Los días pasan y la paciencia se agota. Los directores técnicos de Boca y River comenzaron a mostrar su fastidio a los dirigentes de sus respectivos clubes por la falta de incorporaciones de jugadores a sus equipos. Les preocupa que los refuerzos, si es que llegan, arriben tarde a la pretemporada, que para los dos clubes comenzó hace más de una semana.
El DT de Boca, Rodolfo Arruabarrena dijo ayer que está "ansioso" ante la falta de refuerzos, aunque aseguró que todavía no está preocupado. "Sé que el club hizo un esfuerzo a nivel nacional importante y no se logró, y hay que ser rápidos para ver qué se puede conseguir. Todo entrenador quiere tener a los refuerzos en la pretemporada para que se acoplen en el grupo", señaló el Vasco.
Arruabarrena busca incorporar a un lateral izquierdo, un enganche y un defensor central, este último puesto se convirtió en prioritario tras la salida del plantel de Juan Forlín, quien se fue a un equipo de Qatar. Recordó las frustradas negociaciones para adquirir a Milton Casco, jugador de Newell's Old Boys, y a Nicolás Tagliafico, de Banfield. Sostuvo que las tratativas por Fernando Tobio, de Vélez, "no están caídas", y mencionó al mediocampista Luciano Acosta, quien seguirá en Boca tras frustrarse su pase a Estudiantes de La Plata.
Uno de los puestos que tiene en vilo a los hinchas de Boca es el de enganche. Al respecto, Arruabarrena reconoció que "es difícil" encontrar un enganche de las características que él pretende, aunque mencionó al uruguayo Nicolás Lodeiro (del Corinthians de Brasil) o Gastón Ramírez (Hulk City de Inglaterra), de quienes dijo que "son buenos con pelota parada, con personalidad y dinámica". El entrenador indicó que la prioridad para Boca en esta primera parte del año es el partido desempate frente a Vélez, el próximo 28 de enero en Mar del Plata, por la clasificación para la Copa Libertadores.
"Todos saben lo que significa la Libertadores para Boca y tenemos la posibilidad de clasificar directamente", sentenció.

Gallardo, enojado
"No podemos estar a mitad de la pretemporada sin refuerzos", reclamó el director técnico de River Plate, Marcelo Gallardo, tras el partido en el que su equipo perdió 0-1 contra Universitario de Lima, ayer en Uruguay.
Indagado por un periodista de la televisión en el campo de juego, Gallardo no disimulaba su fastidio por la falta de incorporaciones al plantel.
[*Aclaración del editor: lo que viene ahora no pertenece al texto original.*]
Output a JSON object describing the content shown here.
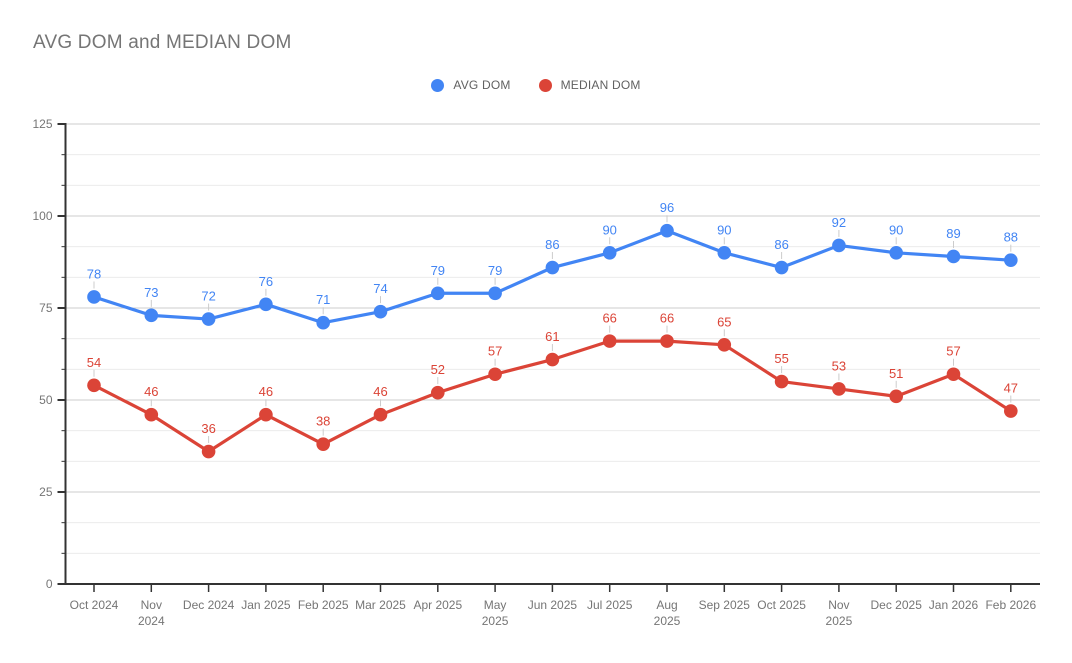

Lanzó un tiro por elevación a la dirigencia millonaria: "Hay que tener paciencia, pero también hay que anticiparse con los refuerzos, nos gustaría tener a todos", arremetió el entrenador.
A todo esto, el arquero de River Marcelo Barovero volvió a meter el dedo en la llaga a los hinchas del club de la ribera. Reconoció que después del último partido contra Boca, en el que le atajó un penal al delantero Emanuel Gigliotti, empezó a ver a chicos con guantes o vestidos con la ropa de arquero. El plantel de River jugará mañana el segundo partido del verano, ante Peñarol de Uruguay, desde las 19.